By Elizabeth Marshall, MD
“When you hear hoofbeats behind you, think of horses, not zebras.” —Theodore Woodward, University of Maryland School of Medicine professor
Medical students are often taught that when making a diagnosis, they should first consider a more commonplace explanation (the horse) versus the rare and more exotic disease (the zebra). While sage advice, on occasion the hooves we hear do belong to a zebra—and a patient does, in fact, have a rare disease.
As a physician, I have experienced the challenges of diagnosing a rare disease. Often relevant clues about a patient’s condition are hidden in the free text section of a chart note, in an old lab report, or as an unstructured comment within a message in the patient portal. To find the vital clues, a clinician must manually search through a patient’s chart—a time-consuming process that is prone to error. Sometimes critical information is overlooked, and a rare disease is not diagnosed until all other more common diagnoses have been ruled out. Unfortunately, a late diagnosis can make a substantial—even life-or-death—difference in a patient’s outcome.
Defining rare disease
According to the advocacy group Rare Action Network, a rare disease is considered to be any disease, disorder, illness, or condition that affects fewer than 200,000 people in the U.S. An estimated 25 to 30 million Americans—nearly one in 10—have at least one of approximately 7,000 identified rare diseases.
Because of the difficulties diagnosing rare diseases, many healthcare organizations now use artificial intelligence (AI) technologies to aid in the process. AI tools such as natural language processing (NLP) create an augmented workflow that helps users search through unstructured data quickly, even if the information is stored in multiple data sources, such as EHRs, patient portals, or other clinical systems. Using NLP tools, clinicians can rapidly get a more accurate, 360-degree view of an individual patient, or even a population of patients.
Faster diagnosis, better treatment
To treat patients with rare diseases as soon as possible, rapid diagnosis is critical. Important patient information related to signs and symptoms of rare disease can be found in both structured (discrete fields) and unstructured (free text) EHR data—each of which are important for diagnosis. NLP plays a key role with unstructured data, enabling clinicians to discover and analyze hidden information that may be essential to diagnosing rare diseases.
Leveraging the right data, NLP-driven analytics can deliver not only a clearer diagnosis picture for individual patients but also for whole-disease populations, allowing for the creation or enhancement of rare disease registries.
Precision medicine is advanced, but the manual processes are not
Clinical genomic testing involves the analysis of an individual’s DNA to diagnose disease. At the University of Iowa Stead Family Children’s Hospital, physicians and genetic researchers are advancing their precision medicine efforts and disease diagnosis by utilizing chromosomal microarray (CMA) testing to identify “copy number variants,” including extra (duplicated) or missing (deleted) chromosomal segments. However, research efforts have traditionally been time-consuming and inefficient, relying heavily on manual processes.
With CMA testing, researchers would manually review medical records to determine the clinical relevancy of each copy number variant to a patient’s phenotype. Researchers looked in the EHR for specific terms (e.g., abnormally large head, seizures, structural heart defects) to identify any observations that might correlate with a specific copy variant.
CMA test outcomes are classified into three categories: normal, abnormal, or VUS (variant of unclear clinical significance). These outcomes—VUS in particular—are not always informative, so an additional review of the medical record is often required to determine the relevancy of each copy number variant to the clinical phenotype. The CMA test identifies, on average, 20–30 copy number variants per patient. Even though about half of the variants are benign, a lab technician must review each identified copy number variant. In the past, the technician would manually search through the EHR to determine if a variant was supported by the observed phenotype.

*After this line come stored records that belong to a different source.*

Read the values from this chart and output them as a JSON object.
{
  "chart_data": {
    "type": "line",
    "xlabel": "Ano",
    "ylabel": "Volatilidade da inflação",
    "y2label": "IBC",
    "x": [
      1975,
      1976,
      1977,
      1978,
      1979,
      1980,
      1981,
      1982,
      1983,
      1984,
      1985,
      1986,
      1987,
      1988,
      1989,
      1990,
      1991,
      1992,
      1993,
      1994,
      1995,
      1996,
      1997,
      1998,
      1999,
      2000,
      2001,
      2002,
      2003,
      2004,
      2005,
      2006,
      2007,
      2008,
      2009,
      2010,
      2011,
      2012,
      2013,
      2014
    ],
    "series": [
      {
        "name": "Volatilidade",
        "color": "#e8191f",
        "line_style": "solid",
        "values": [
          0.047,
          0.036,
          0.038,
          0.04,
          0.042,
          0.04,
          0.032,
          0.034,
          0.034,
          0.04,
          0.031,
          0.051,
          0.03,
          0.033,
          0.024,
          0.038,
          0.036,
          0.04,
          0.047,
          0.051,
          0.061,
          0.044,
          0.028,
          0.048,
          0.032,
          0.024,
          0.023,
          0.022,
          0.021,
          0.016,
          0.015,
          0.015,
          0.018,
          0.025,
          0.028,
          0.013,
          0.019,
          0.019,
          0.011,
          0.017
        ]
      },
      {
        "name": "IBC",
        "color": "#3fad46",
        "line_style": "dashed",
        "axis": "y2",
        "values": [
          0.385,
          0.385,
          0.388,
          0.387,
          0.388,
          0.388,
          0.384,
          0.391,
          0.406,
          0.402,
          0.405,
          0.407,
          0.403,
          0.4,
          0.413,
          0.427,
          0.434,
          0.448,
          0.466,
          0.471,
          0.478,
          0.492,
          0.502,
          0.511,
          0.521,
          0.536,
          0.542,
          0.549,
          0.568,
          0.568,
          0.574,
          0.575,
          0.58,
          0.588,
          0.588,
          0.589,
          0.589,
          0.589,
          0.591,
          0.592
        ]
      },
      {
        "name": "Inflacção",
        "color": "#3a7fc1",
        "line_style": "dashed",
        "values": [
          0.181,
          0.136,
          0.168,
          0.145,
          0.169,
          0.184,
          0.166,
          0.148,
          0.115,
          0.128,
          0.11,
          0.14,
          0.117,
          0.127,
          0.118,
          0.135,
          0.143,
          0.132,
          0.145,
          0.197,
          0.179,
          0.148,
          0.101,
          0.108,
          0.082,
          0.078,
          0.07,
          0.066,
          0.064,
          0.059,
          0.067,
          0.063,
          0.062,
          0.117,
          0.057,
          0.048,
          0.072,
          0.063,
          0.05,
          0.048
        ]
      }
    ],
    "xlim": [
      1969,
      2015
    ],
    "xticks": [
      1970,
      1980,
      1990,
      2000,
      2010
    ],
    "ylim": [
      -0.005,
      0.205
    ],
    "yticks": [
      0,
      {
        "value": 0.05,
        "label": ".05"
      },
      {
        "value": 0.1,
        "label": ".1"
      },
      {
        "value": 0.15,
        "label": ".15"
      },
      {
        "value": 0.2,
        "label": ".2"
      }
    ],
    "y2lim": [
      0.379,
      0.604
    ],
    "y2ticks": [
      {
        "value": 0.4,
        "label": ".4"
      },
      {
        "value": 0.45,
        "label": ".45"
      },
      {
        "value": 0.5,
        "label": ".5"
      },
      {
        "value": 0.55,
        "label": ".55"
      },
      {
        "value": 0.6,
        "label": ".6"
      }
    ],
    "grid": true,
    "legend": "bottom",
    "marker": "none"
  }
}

NLP boosts efficiency and output
For researchers at Stead Family Children’s Hospital, the analysis of variants was a very time-consuming and inefficient process, primarily because of the vast amounts of EHR data that had to be searched manually. To reduce this burden, the hospital deployed an NLP text mining solution, using AI to reduce search times and improve search results. After implementing NLP, researchers documented the following:
- The manual extraction of phenotypes for 100 patients took over 34 hours, compared to just 10 minutes using NLP
- Stead Family Children’s Hospital ran 700 CMAs, which would have taken nearly 240 hours to do manually vs. just 1.2 hours with NLP
The bottom line: Phenotype curation with NLP was 200 times faster than manual curation.

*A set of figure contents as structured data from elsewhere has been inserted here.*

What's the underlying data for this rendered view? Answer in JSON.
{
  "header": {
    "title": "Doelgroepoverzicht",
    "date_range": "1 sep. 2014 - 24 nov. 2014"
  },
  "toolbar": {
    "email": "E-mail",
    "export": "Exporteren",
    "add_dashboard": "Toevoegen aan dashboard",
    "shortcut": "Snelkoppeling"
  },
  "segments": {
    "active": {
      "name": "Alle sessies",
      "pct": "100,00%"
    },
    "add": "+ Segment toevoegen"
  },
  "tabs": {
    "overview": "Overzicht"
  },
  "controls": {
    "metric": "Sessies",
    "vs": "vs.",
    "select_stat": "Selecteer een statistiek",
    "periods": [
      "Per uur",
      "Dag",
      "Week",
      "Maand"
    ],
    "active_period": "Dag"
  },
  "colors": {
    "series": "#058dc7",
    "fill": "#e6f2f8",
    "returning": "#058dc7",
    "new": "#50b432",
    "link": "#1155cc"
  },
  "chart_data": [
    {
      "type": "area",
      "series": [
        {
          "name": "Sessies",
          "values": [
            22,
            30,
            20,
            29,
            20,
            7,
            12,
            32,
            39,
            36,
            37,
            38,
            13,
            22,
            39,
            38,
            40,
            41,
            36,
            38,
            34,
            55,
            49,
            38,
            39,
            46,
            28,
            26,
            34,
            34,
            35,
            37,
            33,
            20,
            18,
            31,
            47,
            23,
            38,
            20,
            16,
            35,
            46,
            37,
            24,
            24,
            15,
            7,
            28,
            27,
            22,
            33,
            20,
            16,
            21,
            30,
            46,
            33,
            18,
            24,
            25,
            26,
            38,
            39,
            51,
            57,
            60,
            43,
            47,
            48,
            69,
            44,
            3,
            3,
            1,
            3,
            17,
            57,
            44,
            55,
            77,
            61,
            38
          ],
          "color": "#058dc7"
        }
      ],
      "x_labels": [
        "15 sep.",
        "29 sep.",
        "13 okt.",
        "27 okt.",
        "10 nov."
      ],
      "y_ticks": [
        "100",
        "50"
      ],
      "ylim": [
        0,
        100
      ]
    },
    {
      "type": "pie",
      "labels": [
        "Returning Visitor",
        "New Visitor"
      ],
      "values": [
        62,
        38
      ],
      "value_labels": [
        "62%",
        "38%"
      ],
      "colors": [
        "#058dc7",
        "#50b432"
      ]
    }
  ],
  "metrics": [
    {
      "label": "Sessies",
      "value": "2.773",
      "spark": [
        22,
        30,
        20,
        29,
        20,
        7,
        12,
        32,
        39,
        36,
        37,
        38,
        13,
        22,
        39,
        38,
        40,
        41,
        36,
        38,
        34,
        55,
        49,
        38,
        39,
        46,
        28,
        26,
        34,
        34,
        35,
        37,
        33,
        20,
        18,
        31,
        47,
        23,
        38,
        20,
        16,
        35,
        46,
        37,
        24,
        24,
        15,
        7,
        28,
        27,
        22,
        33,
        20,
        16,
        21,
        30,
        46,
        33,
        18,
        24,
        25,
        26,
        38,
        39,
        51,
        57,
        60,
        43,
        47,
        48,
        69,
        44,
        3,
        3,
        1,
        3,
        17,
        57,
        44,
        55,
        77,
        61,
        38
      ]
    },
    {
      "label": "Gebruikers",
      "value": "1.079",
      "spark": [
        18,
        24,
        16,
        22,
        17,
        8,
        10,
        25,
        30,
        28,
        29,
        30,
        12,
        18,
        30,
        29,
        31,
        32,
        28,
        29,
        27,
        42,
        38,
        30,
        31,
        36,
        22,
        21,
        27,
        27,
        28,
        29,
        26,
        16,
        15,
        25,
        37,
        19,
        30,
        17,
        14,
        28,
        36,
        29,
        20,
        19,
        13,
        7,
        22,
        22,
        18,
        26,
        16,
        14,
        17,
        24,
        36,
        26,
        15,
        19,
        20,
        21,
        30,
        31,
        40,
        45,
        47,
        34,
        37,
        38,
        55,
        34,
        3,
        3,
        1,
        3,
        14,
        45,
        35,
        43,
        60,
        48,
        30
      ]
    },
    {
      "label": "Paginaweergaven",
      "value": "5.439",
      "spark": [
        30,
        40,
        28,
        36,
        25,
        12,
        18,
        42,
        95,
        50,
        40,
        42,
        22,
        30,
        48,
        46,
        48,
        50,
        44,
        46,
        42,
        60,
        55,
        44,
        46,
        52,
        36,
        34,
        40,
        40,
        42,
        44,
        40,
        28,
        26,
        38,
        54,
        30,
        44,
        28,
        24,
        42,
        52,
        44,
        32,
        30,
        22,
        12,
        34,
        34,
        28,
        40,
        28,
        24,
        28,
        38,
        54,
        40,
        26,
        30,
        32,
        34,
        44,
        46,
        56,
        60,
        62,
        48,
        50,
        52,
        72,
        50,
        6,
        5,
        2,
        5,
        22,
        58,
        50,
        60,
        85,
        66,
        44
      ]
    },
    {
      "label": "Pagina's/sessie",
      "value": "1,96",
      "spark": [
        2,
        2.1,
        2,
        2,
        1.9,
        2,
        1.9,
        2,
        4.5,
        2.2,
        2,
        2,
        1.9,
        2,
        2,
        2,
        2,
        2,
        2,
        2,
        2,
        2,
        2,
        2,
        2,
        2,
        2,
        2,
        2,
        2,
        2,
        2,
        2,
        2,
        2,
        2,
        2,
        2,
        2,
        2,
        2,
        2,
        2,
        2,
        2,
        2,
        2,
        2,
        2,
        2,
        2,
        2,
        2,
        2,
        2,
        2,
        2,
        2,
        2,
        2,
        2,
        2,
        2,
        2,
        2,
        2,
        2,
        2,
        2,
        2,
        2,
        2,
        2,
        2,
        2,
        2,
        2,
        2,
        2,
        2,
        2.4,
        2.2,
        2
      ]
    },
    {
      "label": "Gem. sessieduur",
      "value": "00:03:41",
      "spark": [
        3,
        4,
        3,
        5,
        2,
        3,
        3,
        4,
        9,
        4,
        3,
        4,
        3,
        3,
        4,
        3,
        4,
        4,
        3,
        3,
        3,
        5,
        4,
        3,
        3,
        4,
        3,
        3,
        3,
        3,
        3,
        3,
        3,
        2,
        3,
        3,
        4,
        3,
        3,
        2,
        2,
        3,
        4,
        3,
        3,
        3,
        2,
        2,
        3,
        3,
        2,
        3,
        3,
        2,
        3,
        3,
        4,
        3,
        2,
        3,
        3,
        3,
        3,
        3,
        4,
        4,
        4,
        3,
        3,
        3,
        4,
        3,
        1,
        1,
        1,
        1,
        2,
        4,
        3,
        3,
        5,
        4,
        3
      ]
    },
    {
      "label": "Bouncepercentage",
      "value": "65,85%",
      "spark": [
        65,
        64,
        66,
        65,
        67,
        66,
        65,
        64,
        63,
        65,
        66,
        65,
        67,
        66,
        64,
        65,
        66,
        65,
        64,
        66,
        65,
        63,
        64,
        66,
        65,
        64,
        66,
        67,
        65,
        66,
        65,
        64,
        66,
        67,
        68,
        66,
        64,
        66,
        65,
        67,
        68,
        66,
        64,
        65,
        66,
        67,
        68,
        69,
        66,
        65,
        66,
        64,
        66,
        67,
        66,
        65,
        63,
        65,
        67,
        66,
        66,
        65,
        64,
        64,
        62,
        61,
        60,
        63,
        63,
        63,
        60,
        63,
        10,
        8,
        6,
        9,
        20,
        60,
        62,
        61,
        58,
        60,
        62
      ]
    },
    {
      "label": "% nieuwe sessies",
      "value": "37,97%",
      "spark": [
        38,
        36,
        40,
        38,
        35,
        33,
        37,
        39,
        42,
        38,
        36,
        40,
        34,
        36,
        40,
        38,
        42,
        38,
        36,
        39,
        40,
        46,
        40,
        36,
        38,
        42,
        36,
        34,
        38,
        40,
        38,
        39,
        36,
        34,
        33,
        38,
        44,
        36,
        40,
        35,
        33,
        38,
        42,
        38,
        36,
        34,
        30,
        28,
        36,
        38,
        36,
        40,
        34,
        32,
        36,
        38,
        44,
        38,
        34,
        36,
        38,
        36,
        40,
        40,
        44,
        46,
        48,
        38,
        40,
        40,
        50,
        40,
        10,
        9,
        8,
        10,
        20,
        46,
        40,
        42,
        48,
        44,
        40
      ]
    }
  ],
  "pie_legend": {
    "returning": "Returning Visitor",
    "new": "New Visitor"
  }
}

At Stead Family Children’s Hospital, as with many other organizations, researchers and clinicians have successfully deployed NLP to deliver significantly faster and more accurate results when analyzing clinical records, as compared to manual chart reviews. For patients with rare diseases, time is often of the essence. AI tools such as NLP can facilitate more rapid and precise research, resulting in a quicker diagnosis and hopefully a better quality of life.
Elizabeth Marshall, MD, is associate director of clinical analytics at Linguamatics, an IQVIA company.